Studio album by Marianne Faithfull
- Released: 31 January 2011 (EU) 7 March 2011 (UK) 28 June 2011 (US)
- Recorded: September–October 2010
- Genre: Rock; blues; jazz;
- Length: 52:10
- Label: Dramatico, Naïve
- Producer: Hal Willner

Marianne Faithfull chronology
| Easy Come, Easy Go (2008) | Horses and High Heels (2011) | Give My Love to London (2014) |

= Horses and High Heels =

Horses and High Heels is the 18th studio album release by British singer Marianne Faithfull. The 13-track album was released on 31 January 2011 in continental Europe and on 7 March 2011 in the UK on the Dramatico record label. It was released in the United States on 28 June 2011 via the French Naïve Records label.

"Why Did We Have to Part?" was released as a single from the album.
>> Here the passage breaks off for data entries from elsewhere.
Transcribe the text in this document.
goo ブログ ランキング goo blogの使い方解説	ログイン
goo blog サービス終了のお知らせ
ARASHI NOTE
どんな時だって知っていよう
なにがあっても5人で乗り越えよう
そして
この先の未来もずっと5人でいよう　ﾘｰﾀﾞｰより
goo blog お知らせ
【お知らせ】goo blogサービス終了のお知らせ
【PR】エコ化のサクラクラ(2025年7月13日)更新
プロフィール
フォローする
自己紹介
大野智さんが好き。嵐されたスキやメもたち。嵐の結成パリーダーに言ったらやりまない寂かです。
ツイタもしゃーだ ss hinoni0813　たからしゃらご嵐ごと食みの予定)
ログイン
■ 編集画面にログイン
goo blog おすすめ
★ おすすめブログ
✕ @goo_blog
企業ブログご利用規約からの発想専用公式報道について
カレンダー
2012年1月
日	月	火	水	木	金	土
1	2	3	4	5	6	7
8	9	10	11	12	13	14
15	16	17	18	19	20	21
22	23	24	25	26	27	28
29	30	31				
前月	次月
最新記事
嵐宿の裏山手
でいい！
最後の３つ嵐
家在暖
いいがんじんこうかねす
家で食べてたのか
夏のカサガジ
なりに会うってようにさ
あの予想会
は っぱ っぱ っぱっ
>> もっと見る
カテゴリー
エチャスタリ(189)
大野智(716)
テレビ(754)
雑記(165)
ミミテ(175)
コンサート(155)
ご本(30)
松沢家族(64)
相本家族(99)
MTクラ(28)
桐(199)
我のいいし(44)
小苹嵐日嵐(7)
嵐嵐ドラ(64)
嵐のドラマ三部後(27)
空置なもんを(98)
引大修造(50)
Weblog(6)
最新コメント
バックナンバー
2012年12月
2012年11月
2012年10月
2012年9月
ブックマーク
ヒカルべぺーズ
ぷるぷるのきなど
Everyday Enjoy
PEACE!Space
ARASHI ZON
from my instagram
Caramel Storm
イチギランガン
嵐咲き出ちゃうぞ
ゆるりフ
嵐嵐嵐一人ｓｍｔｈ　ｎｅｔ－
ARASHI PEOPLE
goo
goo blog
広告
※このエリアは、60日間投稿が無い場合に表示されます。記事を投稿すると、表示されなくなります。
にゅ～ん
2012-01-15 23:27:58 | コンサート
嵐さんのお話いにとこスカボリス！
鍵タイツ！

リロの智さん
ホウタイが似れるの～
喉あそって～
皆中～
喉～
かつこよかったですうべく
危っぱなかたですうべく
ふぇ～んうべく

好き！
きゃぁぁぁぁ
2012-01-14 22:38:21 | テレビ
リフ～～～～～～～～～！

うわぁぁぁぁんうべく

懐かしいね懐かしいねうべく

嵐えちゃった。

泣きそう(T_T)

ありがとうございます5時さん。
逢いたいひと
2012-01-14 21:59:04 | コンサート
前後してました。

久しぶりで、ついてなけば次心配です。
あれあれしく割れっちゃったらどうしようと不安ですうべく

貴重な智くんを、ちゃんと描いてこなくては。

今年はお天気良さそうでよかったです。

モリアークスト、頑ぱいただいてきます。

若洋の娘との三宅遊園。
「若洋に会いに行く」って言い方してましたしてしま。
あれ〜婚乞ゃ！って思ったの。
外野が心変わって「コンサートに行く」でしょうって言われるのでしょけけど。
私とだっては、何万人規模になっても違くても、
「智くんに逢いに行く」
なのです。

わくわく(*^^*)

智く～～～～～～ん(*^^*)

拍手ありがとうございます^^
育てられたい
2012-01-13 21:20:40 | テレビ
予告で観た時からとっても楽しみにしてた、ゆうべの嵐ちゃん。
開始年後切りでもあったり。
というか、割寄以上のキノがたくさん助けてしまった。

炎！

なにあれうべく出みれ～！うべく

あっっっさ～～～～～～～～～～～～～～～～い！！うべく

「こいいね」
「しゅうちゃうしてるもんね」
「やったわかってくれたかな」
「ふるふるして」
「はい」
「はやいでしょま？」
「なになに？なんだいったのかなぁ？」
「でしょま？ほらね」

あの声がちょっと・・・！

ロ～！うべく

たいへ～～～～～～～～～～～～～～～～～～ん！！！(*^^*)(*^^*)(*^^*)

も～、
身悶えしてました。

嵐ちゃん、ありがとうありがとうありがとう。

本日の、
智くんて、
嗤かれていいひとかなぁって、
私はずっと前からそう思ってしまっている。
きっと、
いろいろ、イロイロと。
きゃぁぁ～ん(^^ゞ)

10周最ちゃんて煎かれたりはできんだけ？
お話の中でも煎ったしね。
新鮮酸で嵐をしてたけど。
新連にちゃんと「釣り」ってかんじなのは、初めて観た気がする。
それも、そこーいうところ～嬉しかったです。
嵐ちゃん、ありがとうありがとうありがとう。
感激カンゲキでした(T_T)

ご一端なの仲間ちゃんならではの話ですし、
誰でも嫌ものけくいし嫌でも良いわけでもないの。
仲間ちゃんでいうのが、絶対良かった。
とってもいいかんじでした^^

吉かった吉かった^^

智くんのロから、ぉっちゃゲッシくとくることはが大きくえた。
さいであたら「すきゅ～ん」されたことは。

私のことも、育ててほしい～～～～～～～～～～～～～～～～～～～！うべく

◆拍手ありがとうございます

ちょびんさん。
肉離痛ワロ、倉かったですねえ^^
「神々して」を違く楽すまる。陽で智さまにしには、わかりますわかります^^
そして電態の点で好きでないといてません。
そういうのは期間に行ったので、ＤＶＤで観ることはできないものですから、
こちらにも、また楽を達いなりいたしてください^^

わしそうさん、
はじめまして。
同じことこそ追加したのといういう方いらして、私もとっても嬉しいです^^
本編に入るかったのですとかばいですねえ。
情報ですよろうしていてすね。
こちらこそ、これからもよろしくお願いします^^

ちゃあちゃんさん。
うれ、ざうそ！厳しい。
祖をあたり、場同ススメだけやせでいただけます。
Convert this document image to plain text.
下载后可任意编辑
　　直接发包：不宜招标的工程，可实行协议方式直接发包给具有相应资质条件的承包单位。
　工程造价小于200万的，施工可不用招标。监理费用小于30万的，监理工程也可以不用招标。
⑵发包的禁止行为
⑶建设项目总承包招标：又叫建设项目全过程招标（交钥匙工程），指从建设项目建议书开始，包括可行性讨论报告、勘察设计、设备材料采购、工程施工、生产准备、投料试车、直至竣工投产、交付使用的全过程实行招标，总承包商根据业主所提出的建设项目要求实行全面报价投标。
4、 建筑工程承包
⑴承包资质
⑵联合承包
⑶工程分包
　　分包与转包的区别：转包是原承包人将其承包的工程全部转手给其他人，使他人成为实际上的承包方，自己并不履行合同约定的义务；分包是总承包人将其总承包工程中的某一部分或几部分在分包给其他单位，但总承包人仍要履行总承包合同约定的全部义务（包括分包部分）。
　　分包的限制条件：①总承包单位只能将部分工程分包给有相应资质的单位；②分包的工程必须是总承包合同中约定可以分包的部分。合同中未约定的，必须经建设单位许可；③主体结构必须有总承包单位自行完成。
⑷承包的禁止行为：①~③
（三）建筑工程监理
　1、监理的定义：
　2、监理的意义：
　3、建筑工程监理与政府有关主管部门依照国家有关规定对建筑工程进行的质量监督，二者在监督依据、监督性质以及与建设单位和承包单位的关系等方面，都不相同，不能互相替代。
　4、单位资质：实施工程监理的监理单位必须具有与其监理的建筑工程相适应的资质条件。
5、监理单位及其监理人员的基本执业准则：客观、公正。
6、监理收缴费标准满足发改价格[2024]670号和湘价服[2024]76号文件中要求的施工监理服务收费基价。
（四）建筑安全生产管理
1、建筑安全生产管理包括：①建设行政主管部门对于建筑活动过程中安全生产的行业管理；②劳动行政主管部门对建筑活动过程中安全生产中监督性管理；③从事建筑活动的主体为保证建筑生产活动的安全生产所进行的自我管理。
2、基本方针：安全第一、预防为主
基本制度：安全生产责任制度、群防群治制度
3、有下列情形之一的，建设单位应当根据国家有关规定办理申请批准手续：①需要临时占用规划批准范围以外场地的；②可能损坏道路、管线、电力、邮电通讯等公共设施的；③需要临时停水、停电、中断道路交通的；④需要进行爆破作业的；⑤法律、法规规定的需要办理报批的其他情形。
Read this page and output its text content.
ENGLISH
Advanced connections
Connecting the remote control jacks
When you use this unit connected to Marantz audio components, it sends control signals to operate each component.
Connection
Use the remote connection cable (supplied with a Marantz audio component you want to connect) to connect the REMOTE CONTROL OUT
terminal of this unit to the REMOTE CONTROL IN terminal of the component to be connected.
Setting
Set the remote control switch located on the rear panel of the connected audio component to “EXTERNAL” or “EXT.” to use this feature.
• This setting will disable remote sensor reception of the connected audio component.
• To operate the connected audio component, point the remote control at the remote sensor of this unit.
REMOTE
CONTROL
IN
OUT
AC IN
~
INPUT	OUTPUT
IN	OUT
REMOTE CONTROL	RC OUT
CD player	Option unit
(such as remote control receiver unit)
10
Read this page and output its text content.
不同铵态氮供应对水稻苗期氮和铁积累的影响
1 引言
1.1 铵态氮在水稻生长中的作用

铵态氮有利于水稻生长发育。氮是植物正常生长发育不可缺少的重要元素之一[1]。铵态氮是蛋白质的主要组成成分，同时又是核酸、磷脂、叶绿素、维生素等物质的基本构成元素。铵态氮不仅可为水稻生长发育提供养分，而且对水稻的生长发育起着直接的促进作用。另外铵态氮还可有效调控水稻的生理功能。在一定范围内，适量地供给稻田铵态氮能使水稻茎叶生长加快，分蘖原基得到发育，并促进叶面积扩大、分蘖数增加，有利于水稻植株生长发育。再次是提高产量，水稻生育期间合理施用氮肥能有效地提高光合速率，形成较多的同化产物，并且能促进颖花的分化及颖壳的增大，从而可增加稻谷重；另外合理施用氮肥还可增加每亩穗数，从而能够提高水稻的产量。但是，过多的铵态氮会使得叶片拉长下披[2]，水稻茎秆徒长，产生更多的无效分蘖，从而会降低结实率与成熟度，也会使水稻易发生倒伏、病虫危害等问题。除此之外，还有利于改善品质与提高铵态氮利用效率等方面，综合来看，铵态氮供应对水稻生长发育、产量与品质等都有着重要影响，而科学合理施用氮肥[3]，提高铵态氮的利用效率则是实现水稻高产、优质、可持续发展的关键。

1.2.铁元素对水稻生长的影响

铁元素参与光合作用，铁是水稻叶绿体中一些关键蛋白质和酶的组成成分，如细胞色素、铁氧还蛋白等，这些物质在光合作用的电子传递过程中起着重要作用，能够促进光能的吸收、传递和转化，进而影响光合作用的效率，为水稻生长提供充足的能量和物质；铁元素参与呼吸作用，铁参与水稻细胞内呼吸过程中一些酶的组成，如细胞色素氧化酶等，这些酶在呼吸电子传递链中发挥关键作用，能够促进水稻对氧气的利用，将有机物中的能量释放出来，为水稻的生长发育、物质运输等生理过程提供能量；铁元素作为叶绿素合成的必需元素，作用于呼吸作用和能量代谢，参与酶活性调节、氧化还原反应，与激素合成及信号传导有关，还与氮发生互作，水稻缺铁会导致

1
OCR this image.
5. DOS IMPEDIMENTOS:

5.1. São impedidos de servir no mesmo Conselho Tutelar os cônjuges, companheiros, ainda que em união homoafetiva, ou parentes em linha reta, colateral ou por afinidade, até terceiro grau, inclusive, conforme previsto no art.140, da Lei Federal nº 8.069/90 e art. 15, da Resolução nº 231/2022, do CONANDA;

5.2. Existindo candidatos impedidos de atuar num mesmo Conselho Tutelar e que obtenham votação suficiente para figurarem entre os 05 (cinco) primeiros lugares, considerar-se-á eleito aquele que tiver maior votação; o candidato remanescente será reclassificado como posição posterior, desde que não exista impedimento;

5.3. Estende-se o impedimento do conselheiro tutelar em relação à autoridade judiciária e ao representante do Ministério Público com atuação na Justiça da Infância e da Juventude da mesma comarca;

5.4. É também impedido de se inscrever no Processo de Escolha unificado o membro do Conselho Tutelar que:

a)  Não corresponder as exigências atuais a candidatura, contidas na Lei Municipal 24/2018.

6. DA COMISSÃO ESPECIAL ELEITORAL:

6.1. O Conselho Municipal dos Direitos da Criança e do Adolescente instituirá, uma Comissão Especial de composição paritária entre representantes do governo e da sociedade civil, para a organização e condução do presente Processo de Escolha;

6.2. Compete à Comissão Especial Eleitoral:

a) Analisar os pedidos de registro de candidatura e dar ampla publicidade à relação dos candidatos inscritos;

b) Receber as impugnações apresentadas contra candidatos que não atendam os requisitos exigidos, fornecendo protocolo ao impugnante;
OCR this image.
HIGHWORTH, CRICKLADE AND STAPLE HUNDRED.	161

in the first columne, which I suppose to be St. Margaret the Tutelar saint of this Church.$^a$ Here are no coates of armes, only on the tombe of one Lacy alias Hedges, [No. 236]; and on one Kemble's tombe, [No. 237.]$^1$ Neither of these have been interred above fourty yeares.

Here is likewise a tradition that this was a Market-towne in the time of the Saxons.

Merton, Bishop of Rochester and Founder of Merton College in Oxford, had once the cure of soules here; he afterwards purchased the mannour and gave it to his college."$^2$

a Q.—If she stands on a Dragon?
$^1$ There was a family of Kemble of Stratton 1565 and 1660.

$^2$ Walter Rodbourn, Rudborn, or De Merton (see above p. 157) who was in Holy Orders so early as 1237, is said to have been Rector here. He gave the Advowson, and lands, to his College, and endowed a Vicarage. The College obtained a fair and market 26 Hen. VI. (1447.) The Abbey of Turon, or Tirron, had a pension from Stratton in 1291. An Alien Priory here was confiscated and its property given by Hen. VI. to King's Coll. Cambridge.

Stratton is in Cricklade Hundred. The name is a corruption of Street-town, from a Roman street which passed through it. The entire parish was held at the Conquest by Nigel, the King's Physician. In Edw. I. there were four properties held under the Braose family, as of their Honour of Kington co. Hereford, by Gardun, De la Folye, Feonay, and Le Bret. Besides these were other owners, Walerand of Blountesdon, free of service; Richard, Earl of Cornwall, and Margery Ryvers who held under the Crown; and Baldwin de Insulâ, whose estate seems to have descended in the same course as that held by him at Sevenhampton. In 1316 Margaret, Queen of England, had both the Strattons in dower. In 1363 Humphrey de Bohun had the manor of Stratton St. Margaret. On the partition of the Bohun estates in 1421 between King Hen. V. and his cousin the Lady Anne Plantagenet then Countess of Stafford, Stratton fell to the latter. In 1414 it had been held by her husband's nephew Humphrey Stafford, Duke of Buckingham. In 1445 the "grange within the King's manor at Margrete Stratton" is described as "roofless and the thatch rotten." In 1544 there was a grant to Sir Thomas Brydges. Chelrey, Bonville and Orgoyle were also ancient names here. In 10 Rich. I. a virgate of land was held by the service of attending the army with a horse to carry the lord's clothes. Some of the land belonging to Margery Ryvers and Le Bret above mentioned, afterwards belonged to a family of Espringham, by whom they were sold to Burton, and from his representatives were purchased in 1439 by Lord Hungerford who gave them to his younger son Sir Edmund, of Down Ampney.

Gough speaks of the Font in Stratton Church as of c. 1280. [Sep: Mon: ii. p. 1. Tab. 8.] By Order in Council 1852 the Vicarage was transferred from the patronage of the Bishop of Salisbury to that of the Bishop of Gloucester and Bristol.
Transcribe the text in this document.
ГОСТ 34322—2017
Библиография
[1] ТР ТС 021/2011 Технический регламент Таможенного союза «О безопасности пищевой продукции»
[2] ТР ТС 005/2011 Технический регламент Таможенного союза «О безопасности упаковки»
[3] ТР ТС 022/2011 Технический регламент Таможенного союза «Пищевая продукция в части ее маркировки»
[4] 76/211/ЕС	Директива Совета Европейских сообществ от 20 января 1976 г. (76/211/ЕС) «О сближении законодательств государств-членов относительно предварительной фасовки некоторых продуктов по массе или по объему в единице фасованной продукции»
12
== Background and context ==
Recorded in New Orleans at Piety Street Recording in the Bywater in September and October 2010, the album features cover versions of 1960s classics and seven new songs, four of which were co-written by Faithfull herself. One of the new songs, "The Old House", was specially written for her by Irish playwright Frank McGuiness. There are two cameo appearances on guitar from Lou Reed with further cameos from Dr. John and MC5's Wayne Kramer. The album was produced by long-term collaborator Hal Willner.

==Critical reception==
Rolling Stone gave the album a three-star rating, stating it is "heavy with lost love and Faithfull's honey-over-gravel voice."

== Track listing ==
1. "The Stations" (Greg Dulli, Mark Lanegan) – 4:24
2. "Why Did We Have To Part" (Laurent Voulzy, Faithfull) – 3:45
3. "That’s How Every Empire Falls" (R.B. Morris) – 5:51
4. "No Reason" (Jackie Lomax) – 2:51
5. "Prussian Blue" (David Courts, Faithfull) – 5:03
6. "Love Song" (Lesley Duncan) – 4:37
7. "Gee Baby" (J.J. Johnson, Mary Alma Baker, Sylvia Robinson, Tyler T. Texas) – 2:49
8. "Goin' Back" (Carole King, Gerry Goffin) – 3:41
9. "Past Present and Future" (Arthur Butler, George "Shadow" Morton, Jerry Leiber) – 2:46
10. "Horses and High Heels" (Doug Pettibone, Faithfull) – 3:52
11. "Back in Baby’s Arms" (Allen Toussaint) – 4:19
12. "Eternity" (Doug Pettibone, Faithfull) – 4:03
13. "The Old House" (Frank McGuiness, Leo Abrahams) – 4:04
Bonus tracks on the vinyl edition:
1. "Fragile Weapon" (Devon T. Williams)
2. "I Don´t Wanna Know" (Rupert Charles Guidy)

==Charts==

| Chart (2011) | Peak position |
|---|---|
| Austrian Albums Chart | 68 |
| Dutch Mega Albums Chart | 78 |
| French Albums Chart | 37 |
| Italian Albums (FIMI) | 91 |
| Swedish Albums Chart | 34 |
| Swiss Albums Chart | 26 |
| UK Independent Albums (OCC) | 16 |
| UK Jazz & Blues Albums (OCC) | 6 |

In 2011 it was awarded a double silver certification from the Independent Music Companies Association which indicated sales of at least 40,000 copies throughout Europe.